Hormis les critères d’éligibilité précisés à l’article 2, la mise en place du télétravail sera donc fonction de la faisabilité technique (ex : outils de travail, connexion informatique…), du bon fonctionnement de l’activité en télétravail et du maintien de l’efficacité au travail du·de la salarié·e.
Article 4.3. Formalisation
Le passage en télétravail régulier est formalisé par la

signature d’un avenant au contrat de travail. Cet avenant prévoit notamment :

L’adresse du domicile où le télétravail sera exercé ;
Le jour ou les jours fixes choisis ou mention du nombre de jours par semaine qui seront définis d’un commun accord chaque début de mois entre le·a supérieur·e hiérarchique et le·a salarié·e ;
Les plages horaires d'accessibilité (pendant lesquelles le télétravailleur·se est joignable) prévues à l'article 3.2. du présent accord ;
La période d’adaptation de 3 mois ;
La réversibilité du télétravail (préavis d’1 mois maximum) ;
Le matériel mis à disposition par ARCADIE ;
Le rattachement hiérarchique ;
Les moyens de communication entre le·a salarié·e et son·a supérieur·e hiérarchique, ainsi que les membres de son équipe, les modalités d’évaluation de la charge de travail ;
Les modalités d’utilisation des équipements ;
Les restrictions dans l’usage des équipements professionnels mis à disposition ;
La durée déterminée ou indéterminée du télétravail. Si durée déterminée, les dates de début et fin seront définies.
Selon un système auto-déclaratif, les journées de télétravail seront renseignées sur le logiciel de pointage. Si cette formalisation n’était pas respectée, ceci entraînerait automatiquement la fin du télétravail.
En cas de souhait de modification du jour ou des jours fixes choisi(s), il conviendra de convenir d’un nouvel avenant, selon la même procédure de demande et d’examen des conditions d’accès, visée aux articles 4.1. et 4.2.
Article 5 - Période d’adaptation et réversibilité
Article 5.1. Période d’adaptation
La période d’adaptation est la période pendant laquelle le·a salarié·e comme le·a supérieur·e hiérarchique vérifient que le télétravail est une organisation de travail qui leur convient et convient à l’organisation du cercle auquel appartient le·a salarié·e.
La durée de la

période d’adaptation est de 3 mois.

Durant cette période, chacune des parties peut mettre fin unilatéralement et par écrit au télétravail en respectant un

délai de prévenance de 15 jours. En cas d’accord des deux parties, ce délai de prévenance pourra être réduit.

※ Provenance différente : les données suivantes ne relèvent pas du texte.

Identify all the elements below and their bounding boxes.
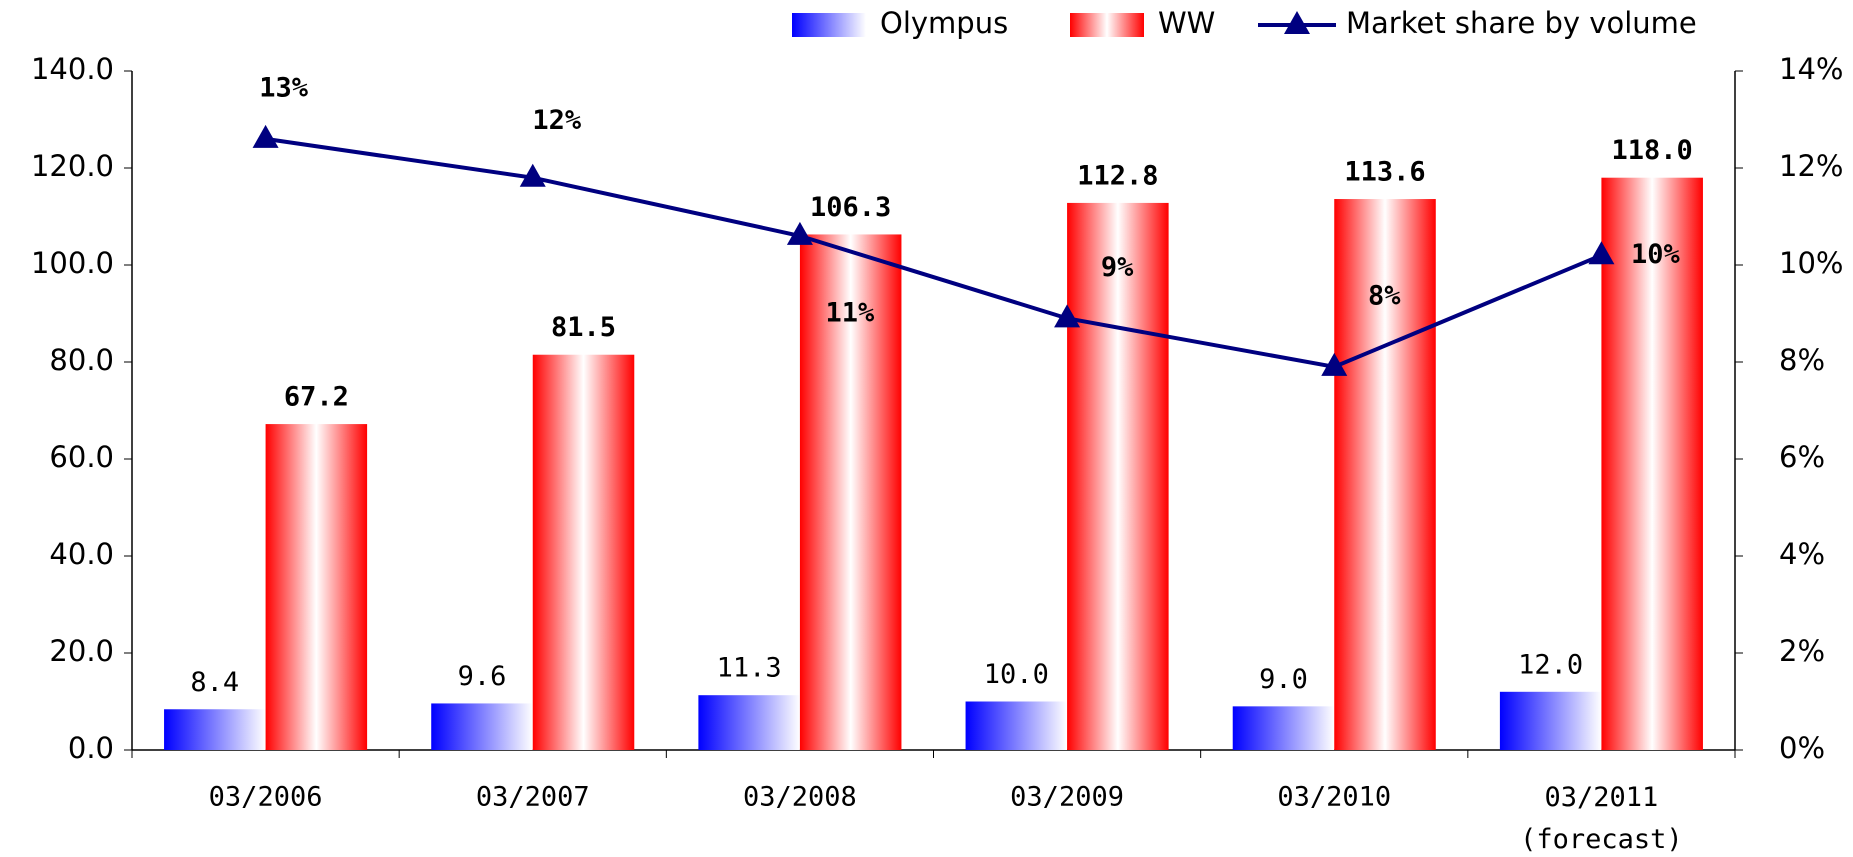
bar <box>532 354 635 750</box>
bar <box>799 234 902 750</box>
bar <box>698 695 800 750</box>
y-tick-label: 80.0 <box>49 343 114 377</box>
bar-value-label: 67.2 <box>284 382 349 413</box>
bar-value-label: 9.0 <box>1259 664 1308 695</box>
y-tick-label: 120.0 <box>31 149 114 183</box>
y2-tick-label: 14% <box>1779 52 1843 86</box>
y-tick-label: 60.0 <box>49 440 114 474</box>
legend-label: WW <box>1158 6 1215 40</box>
bar-value-label: 118.0 <box>1612 135 1693 166</box>
x-tick-label: 03/2009 <box>1010 782 1124 813</box>
line-marker <box>519 163 546 187</box>
bar <box>1067 202 1169 751</box>
bar-value-label: 12.0 <box>1518 649 1583 680</box>
y2-tick-label: 4% <box>1779 537 1825 571</box>
bar <box>164 709 266 750</box>
bar-value-label: 9.6 <box>458 661 507 692</box>
y2-tick-label: 6% <box>1779 440 1825 474</box>
line-marker <box>252 124 279 148</box>
x-tick-label: 03/2008 <box>743 782 857 813</box>
bar-value-label: 106.3 <box>810 192 891 223</box>
line-value-label: 10% <box>1631 239 1681 270</box>
bar <box>1601 177 1703 750</box>
legend-swatch <box>792 13 866 37</box>
line <box>265 136 1603 369</box>
x-tick-label: 03/2010 <box>1277 782 1391 813</box>
y2-tick-label: 8% <box>1779 343 1825 377</box>
bar-value-label: 10.0 <box>984 659 1049 690</box>
line-value-label: 11% <box>826 297 876 328</box>
bar <box>1499 691 1602 750</box>
line-value-label: 8% <box>1368 280 1401 311</box>
line-marker <box>786 221 813 245</box>
x-tick-label: 03/2006 <box>209 782 323 813</box>
y2-tick-label: 10% <box>1779 246 1843 280</box>
y2-tick-label: 12% <box>1779 149 1843 183</box>
bar <box>431 703 533 750</box>
bar-value-label: 8.4 <box>190 667 239 698</box>
x-tick-label: 03/2011 (forecast) <box>1520 782 1683 855</box>
line-marker <box>1321 352 1348 376</box>
x-tick-label: 03/2007 <box>476 782 590 813</box>
legend-label: Market share by volume <box>1346 6 1697 40</box>
legend-swatch <box>1070 13 1144 37</box>
line-value-label: 9% <box>1101 252 1134 283</box>
bar-value-label: 112.8 <box>1077 160 1158 191</box>
y-tick-label: 40.0 <box>49 537 114 571</box>
bar <box>1334 199 1436 751</box>
line-marker <box>1054 304 1081 328</box>
bar <box>965 701 1068 750</box>
y-tick-label: 100.0 <box>31 246 114 280</box>
y-tick-label: 140.0 <box>31 52 114 86</box>
line-value-label: 12% <box>532 105 582 136</box>
legend-marker <box>1284 11 1310 34</box>
y2-tick-label: 0% <box>1779 731 1825 765</box>
legend-label: Olympus <box>880 6 1008 40</box>
bar-value-label: 11.3 <box>717 653 782 684</box>
line-value-label: 13% <box>259 72 309 103</box>
y-tick-label: 20.0 <box>49 634 114 668</box>
y-tick-label: 0.0 <box>68 731 114 765</box>
line-marker <box>1588 241 1615 265</box>
y2-tick-label: 2% <box>1779 634 1825 668</box>
bar <box>265 424 368 750</box>
bar-value-label: 81.5 <box>551 312 616 343</box>
bar <box>1232 706 1335 750</box>
bar-value-label: 113.6 <box>1344 157 1425 188</box>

Article 5.2. Réversibilité
ARCADIE affirme le caractère réversible du télétravail au-delà de la période d’adaptation. Cette réversibilité est double : elle peut être mise en œuvre à l’initiative du·de la salarié·e ou du·de la supérieur·e hiérarchique.
Le·a salarié·e pourra mettre fin au télétravail, sous réserve d’un

délai de prévenance de 15 jours. En cas d’accord des deux parties, ce délai de prévenance pourra être réduit.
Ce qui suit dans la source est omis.